Geriatricians look at all of it. Mobility, cognition, medications, nutrition, mood, hearing, vision, social connection — and how these domains are affecting each other. Dr. Johnson describes herself as "a jack of all trades but a master of the old." That breadth, in the context of aging, is not a weakness. It's the entire point.

To illustrate why this matters, consider Margaret — a 74-year-old Age Brightly member. She visited her GP and mentioned she'd stopped playing golf because her balance felt off, and she'd had a couple of falls. She was taking a sedative to help with sleep. She'd lost a little weight. Blood tests came back largely unremarkable.

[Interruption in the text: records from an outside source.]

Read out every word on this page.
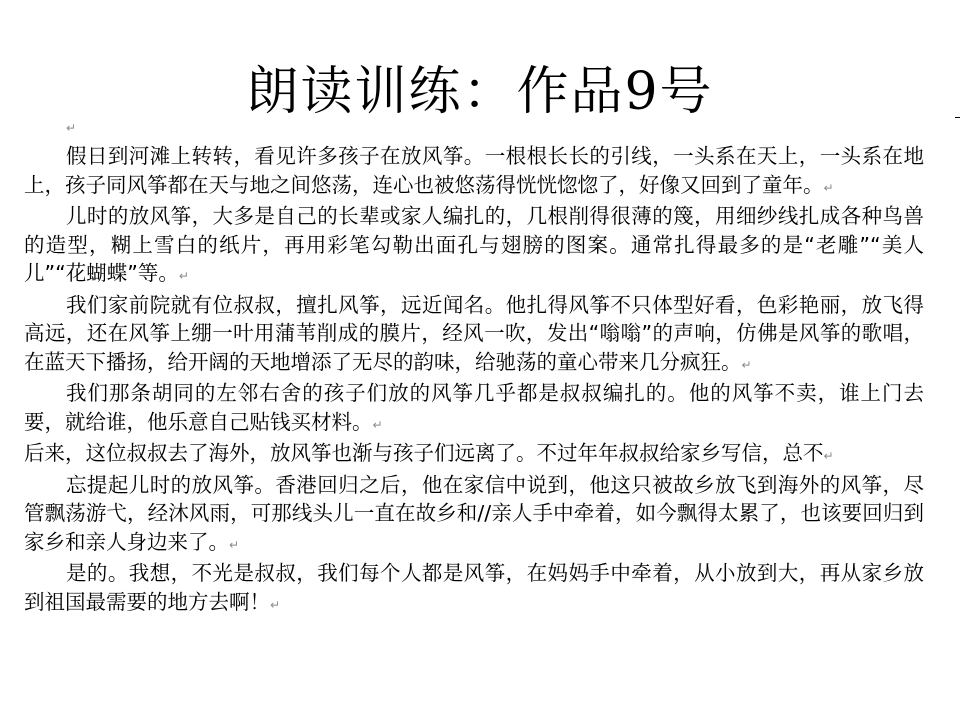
朗读训练：作品9号
↵

假日到河滩上转转，看见许多孩子在放风筝。一根根长长的引线，一头系在天上，一头系在地上，孩子同风筝都在天与地之间悠荡，连心也被悠荡得恍恍惚惚了，好像又回到了童年。↵

儿时的放风筝，大多是自己的长辈或家人编扎的，几根削得很薄的篾，用细纱线扎成各种鸟兽的造型，糊上雪白的纸片，再用彩笔勾勒出面孔与翅膀的图案。通常扎得最多的是“老雕”“美人儿”“花蝴蝶”等。↵

我们家前院就有位叔叔，擅扎风筝，远近闻名。他扎得风筝不只体型好看，色彩艳丽，放飞得高远，还在风筝上绷一叶用蒲苇削成的膜片，经风一吹，发出“嗡嗡”的声响，仿佛是风筝的歌唱，在蓝天下播扬，给开阔的天地增添了无尽的韵味，给驰荡的童心带来几分疯狂。↵

我们那条胡同的左邻右舍的孩子们放的风筝几乎都是叔叔编扎的。他的风筝不卖，谁上门去要，就给谁，他乐意自己贴钱买材料。↵

后来，这位叔叔去了海外，放风筝也渐与孩子们远离了。不过年年叔叔给家乡写信，总不↵

忘提起儿时的放风筝。香港回归之后，他在家信中说到，他这只被故乡放飞到海外的风筝，尽管飘荡游弋，经沐风雨，可那线头儿一直在故乡和//亲人手中牵着，如今飘得太累了，也该要回归到家乡和亲人身边来了。↵

是的。我想，不光是叔叔，我们每个人都是风筝，在妈妈手中牵着，从小放到大，再从家乡放到祖国最需要的地方去啊！↵
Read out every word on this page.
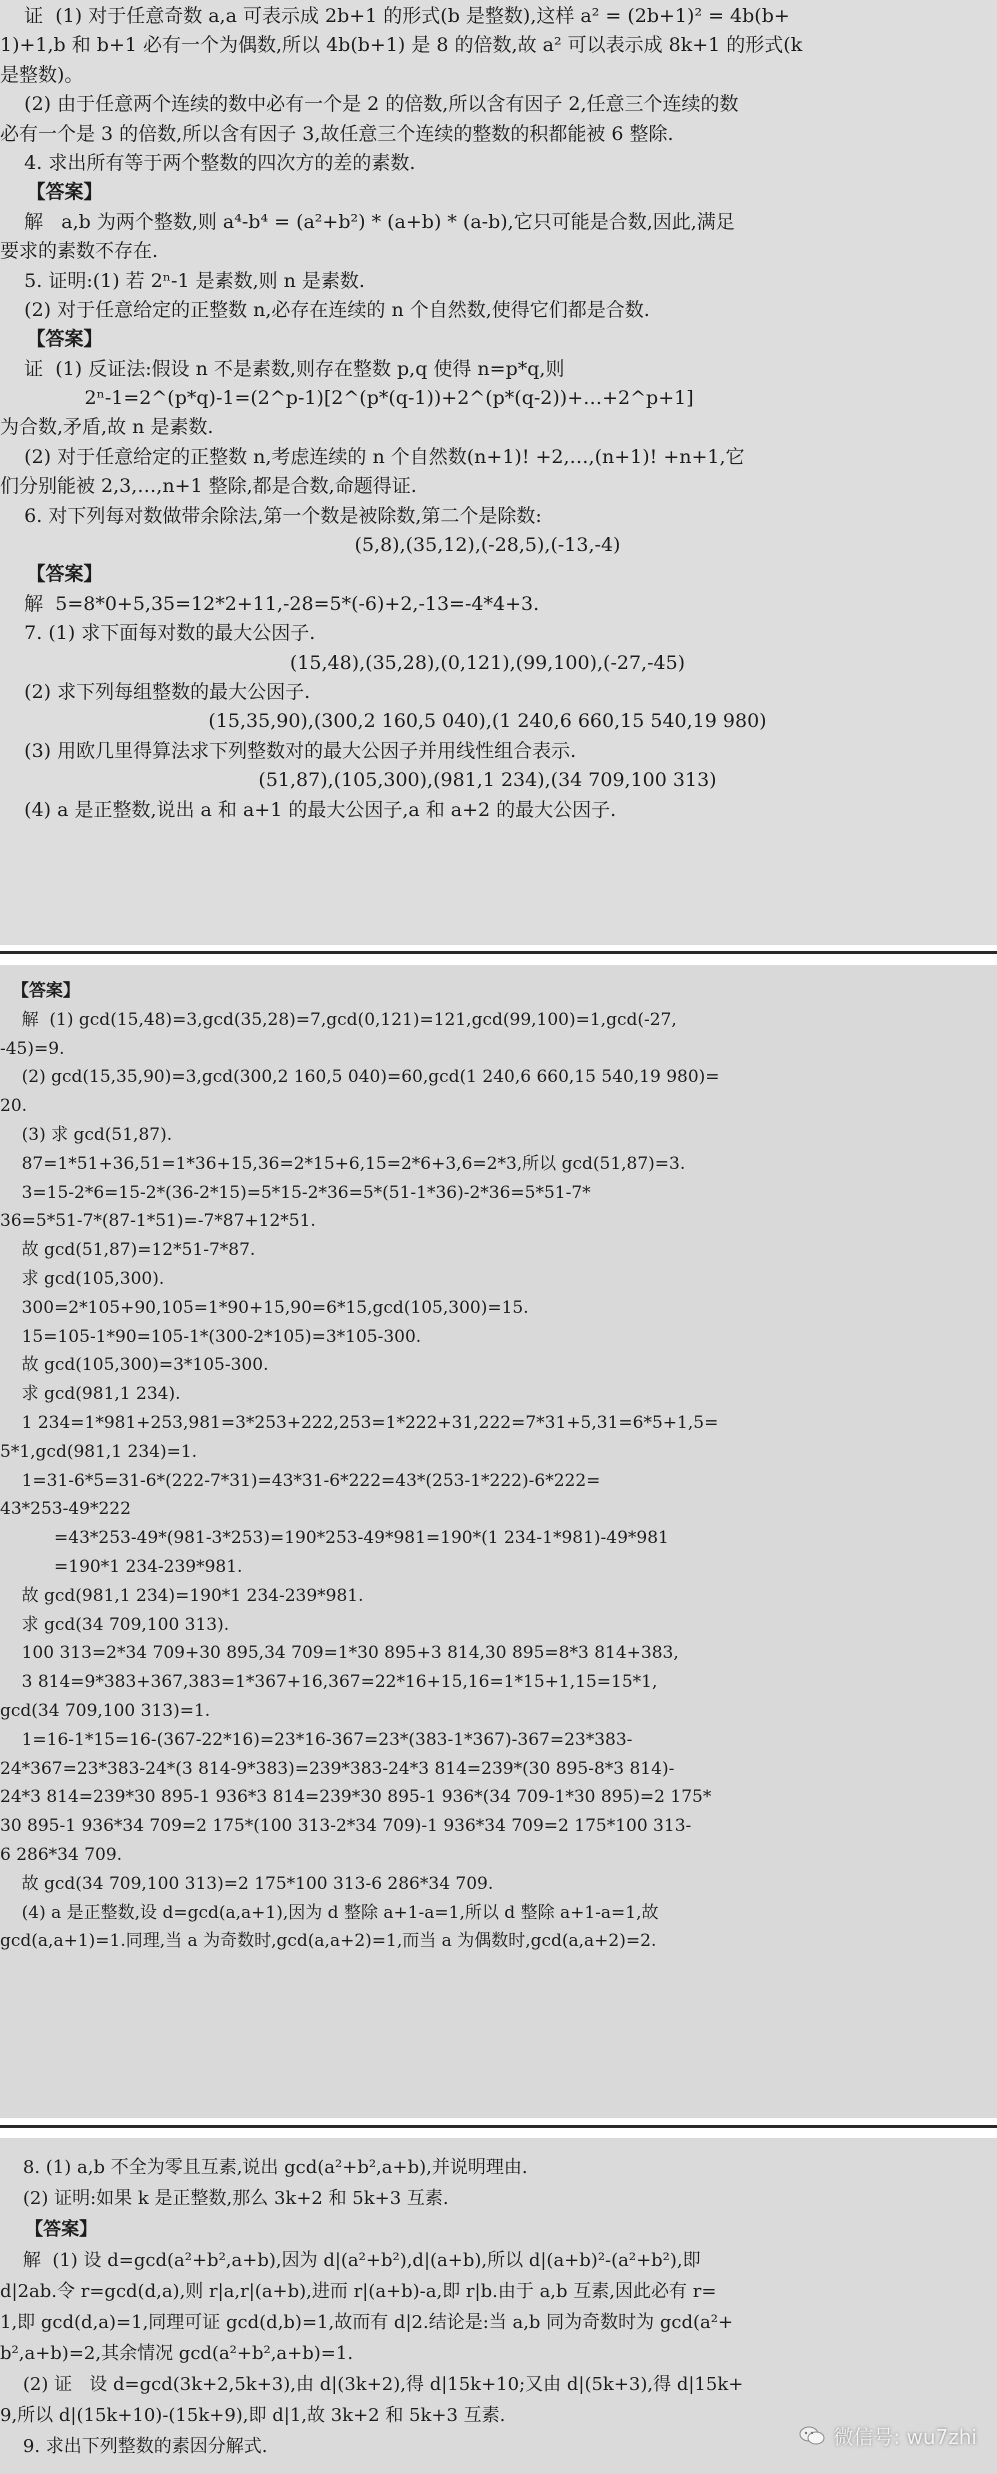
证  (1) 对于任意奇数 a,a 可表示成 2b+1 的形式(b 是整数),这样 a² = (2b+1)² = 4b(b+
1)+1,b 和 b+1 必有一个为偶数,所以 4b(b+1) 是 8 的倍数,故 a² 可以表示成 8k+1 的形式(k
是整数)。
(2) 由于任意两个连续的数中必有一个是 2 的倍数,所以含有因子 2,任意三个连续的数
必有一个是 3 的倍数,所以含有因子 3,故任意三个连续的整数的积都能被 6 整除.
4. 求出所有等于两个整数的四次方的差的素数.
【答案】
解   a,b 为两个整数,则 a⁴-b⁴ = (a²+b²) * (a+b) * (a-b),它只可能是合数,因此,满足
要求的素数不存在.
5. 证明:(1) 若 2ⁿ-1 是素数,则 n 是素数.
(2) 对于任意给定的正整数 n,必存在连续的 n 个自然数,使得它们都是合数.
【答案】
证  (1) 反证法:假设 n 不是素数,则存在整数 p,q 使得 n=p*q,则
2ⁿ-1=2^(p*q)-1=(2^p-1)[2^(p*(q-1))+2^(p*(q-2))+…+2^p+1]
为合数,矛盾,故 n 是素数.
(2) 对于任意给定的正整数 n,考虑连续的 n 个自然数(n+1)! +2,…,(n+1)! +n+1,它
们分别能被 2,3,…,n+1 整除,都是合数,命题得证.
6. 对下列每对数做带余除法,第一个数是被除数,第二个是除数:
(5,8),(35,12),(-28,5),(-13,-4)
【答案】
解  5=8*0+5,35=12*2+11,-28=5*(-6)+2,-13=-4*4+3.
7. (1) 求下面每对数的最大公因子.
(15,48),(35,28),(0,121),(99,100),(-27,-45)
(2) 求下列每组整数的最大公因子.
(15,35,90),(300,2 160,5 040),(1 240,6 660,15 540,19 980)
(3) 用欧几里得算法求下列整数对的最大公因子并用线性组合表示.
(51,87),(105,300),(981,1 234),(34 709,100 313)
(4) a 是正整数,说出 a 和 a+1 的最大公因子,a 和 a+2 的最大公因子.
【答案】
解  (1) gcd(15,48)=3,gcd(35,28)=7,gcd(0,121)=121,gcd(99,100)=1,gcd(-27,
-45)=9.
(2) gcd(15,35,90)=3,gcd(300,2 160,5 040)=60,gcd(1 240,6 660,15 540,19 980)=
20.
(3) 求 gcd(51,87).
87=1*51+36,51=1*36+15,36=2*15+6,15=2*6+3,6=2*3,所以 gcd(51,87)=3.
3=15-2*6=15-2*(36-2*15)=5*15-2*36=5*(51-1*36)-2*36=5*51-7*
36=5*51-7*(87-1*51)=-7*87+12*51.
故 gcd(51,87)=12*51-7*87.
求 gcd(105,300).
300=2*105+90,105=1*90+15,90=6*15,gcd(105,300)=15.
15=105-1*90=105-1*(300-2*105)=3*105-300.
故 gcd(105,300)=3*105-300.
求 gcd(981,1 234).
1 234=1*981+253,981=3*253+222,253=1*222+31,222=7*31+5,31=6*5+1,5=
5*1,gcd(981,1 234)=1.
1=31-6*5=31-6*(222-7*31)=43*31-6*222=43*(253-1*222)-6*222=
43*253-49*222
=43*253-49*(981-3*253)=190*253-49*981=190*(1 234-1*981)-49*981
=190*1 234-239*981.
故 gcd(981,1 234)=190*1 234-239*981.
求 gcd(34 709,100 313).
100 313=2*34 709+30 895,34 709=1*30 895+3 814,30 895=8*3 814+383,
3 814=9*383+367,383=1*367+16,367=22*16+15,16=1*15+1,15=15*1,
gcd(34 709,100 313)=1.
1=16-1*15=16-(367-22*16)=23*16-367=23*(383-1*367)-367=23*383-
24*367=23*383-24*(3 814-9*383)=239*383-24*3 814=239*(30 895-8*3 814)-
24*3 814=239*30 895-1 936*3 814=239*30 895-1 936*(34 709-1*30 895)=2 175*
30 895-1 936*34 709=2 175*(100 313-2*34 709)-1 936*34 709=2 175*100 313-
6 286*34 709.
故 gcd(34 709,100 313)=2 175*100 313-6 286*34 709.
(4) a 是正整数,设 d=gcd(a,a+1),因为 d 整除 a+1-a=1,所以 d 整除 a+1-a=1,故
gcd(a,a+1)=1.同理,当 a 为奇数时,gcd(a,a+2)=1,而当 a 为偶数时,gcd(a,a+2)=2.
8. (1) a,b 不全为零且互素,说出 gcd(a²+b²,a+b),并说明理由.
(2) 证明:如果 k 是正整数,那么 3k+2 和 5k+3 互素.
【答案】
解  (1) 设 d=gcd(a²+b²,a+b),因为 d|(a²+b²),d|(a+b),所以 d|(a+b)²-(a²+b²),即
d|2ab.令 r=gcd(d,a),则 r|a,r|(a+b),进而 r|(a+b)-a,即 r|b.由于 a,b 互素,因此必有 r=
1,即 gcd(d,a)=1,同理可证 gcd(d,b)=1,故而有 d|2.结论是:当 a,b 同为奇数时为 gcd(a²+
b²,a+b)=2,其余情况 gcd(a²+b²,a+b)=1.
(2) 证   设 d=gcd(3k+2,5k+3),由 d|(3k+2),得 d|15k+10;又由 d|(5k+3),得 d|15k+
9,所以 d|(15k+10)-(15k+9),即 d|1,故 3k+2 和 5k+3 互素.
9. 求出下列整数的素因分解式.	微信号: wu7zhi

A 15-minute GP appointment, with an already-stretched doctor, is unlikely to catch what a geriatrician sees in that picture. But Dr. Johnson saw: a grip strength decline (an independent marker of frailty), an elevated osteoporosis risk, potential medication interactions including the sedative contributing to her balance issues, and early cognitive change — which itself may have been partly medication-driven.

None of these flags were obvious in isolation. Together, they formed a clear and actionable picture — one that a whole-of-person clinical approach could start to address before any of them became a crisis.

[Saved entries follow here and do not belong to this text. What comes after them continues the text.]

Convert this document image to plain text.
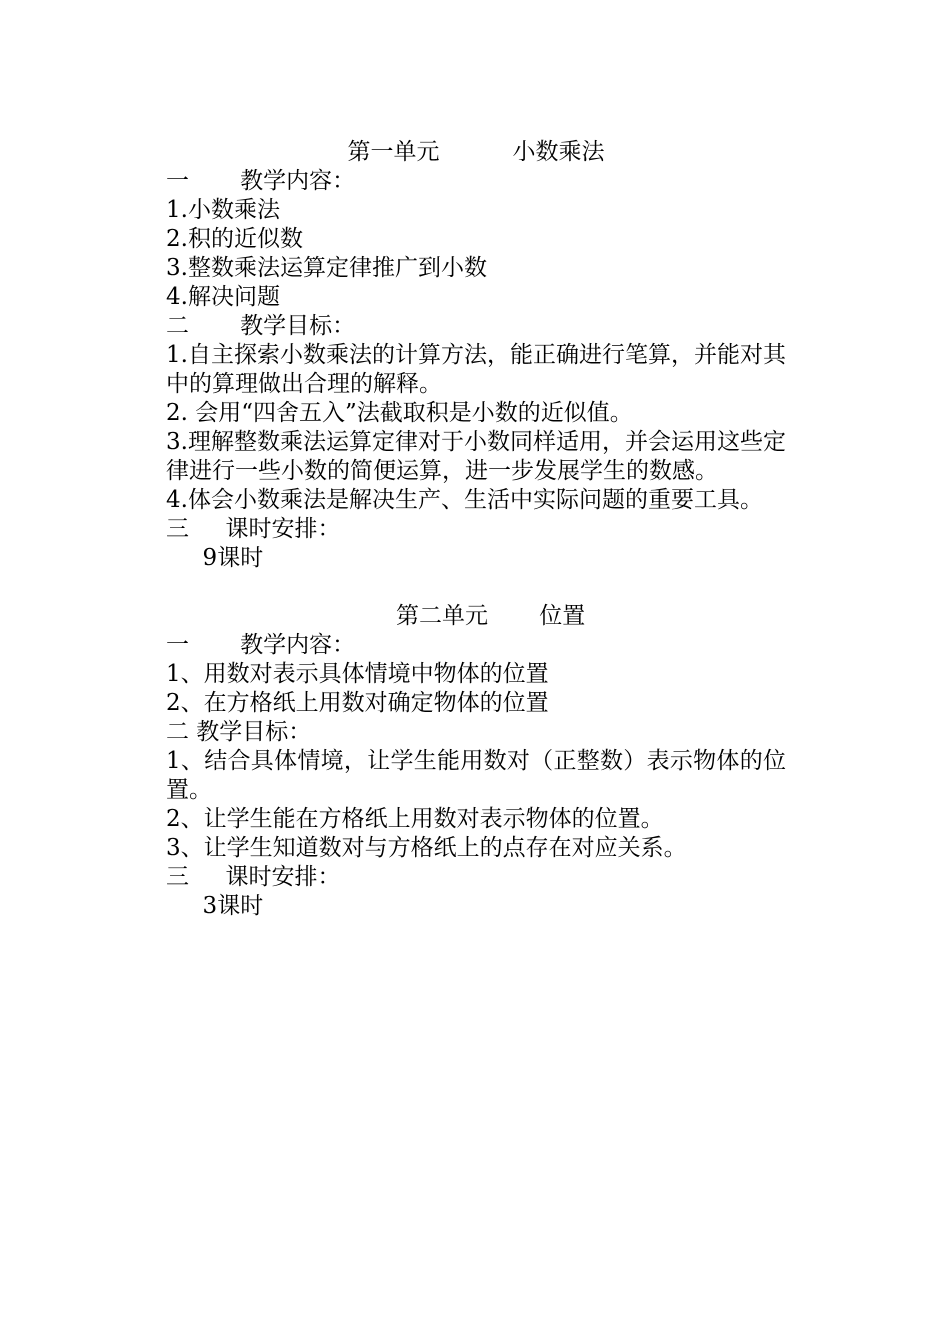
第一单元          小数乘法
一       教学内容：
1.小数乘法
2.积的近似数
3.整数乘法运算定律推广到小数
4.解决问题
二       教学目标：
1.自主探索小数乘法的计算方法，能正确进行笔算，并能对其中的算理做出合理的解释。
2. 会用“四舍五入”法截取积是小数的近似值。
3.理解整数乘法运算定律对于小数同样适用，并会运用这些定律进行一些小数的简便运算，进一步发展学生的数感。
4.体会小数乘法是解决生产、生活中实际问题的重要工具。
三     课时安排：
9课时
第二单元       位置
一       教学内容：
1、用数对表示具体情境中物体的位置
2、在方格纸上用数对确定物体的位置
二 教学目标：
1、结合具体情境，让学生能用数对（正整数）表示物体的位置。
2、让学生能在方格纸上用数对表示物体的位置。
3、让学生知道数对与方格纸上的点存在对应关系。
三     课时安排：
3课时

There are only two private geriatricians in Auckland. The public wait to see one is around nine months. Age Brightly was built specifically to change that access equation — to bring geriatric expertise to people proactively, before the hospital admission that currently triggers a referral.

If you're over 65, or if your parents are, a geriatrician-led assessment isn't a luxury. It's arguably the most sensible health investment you can make.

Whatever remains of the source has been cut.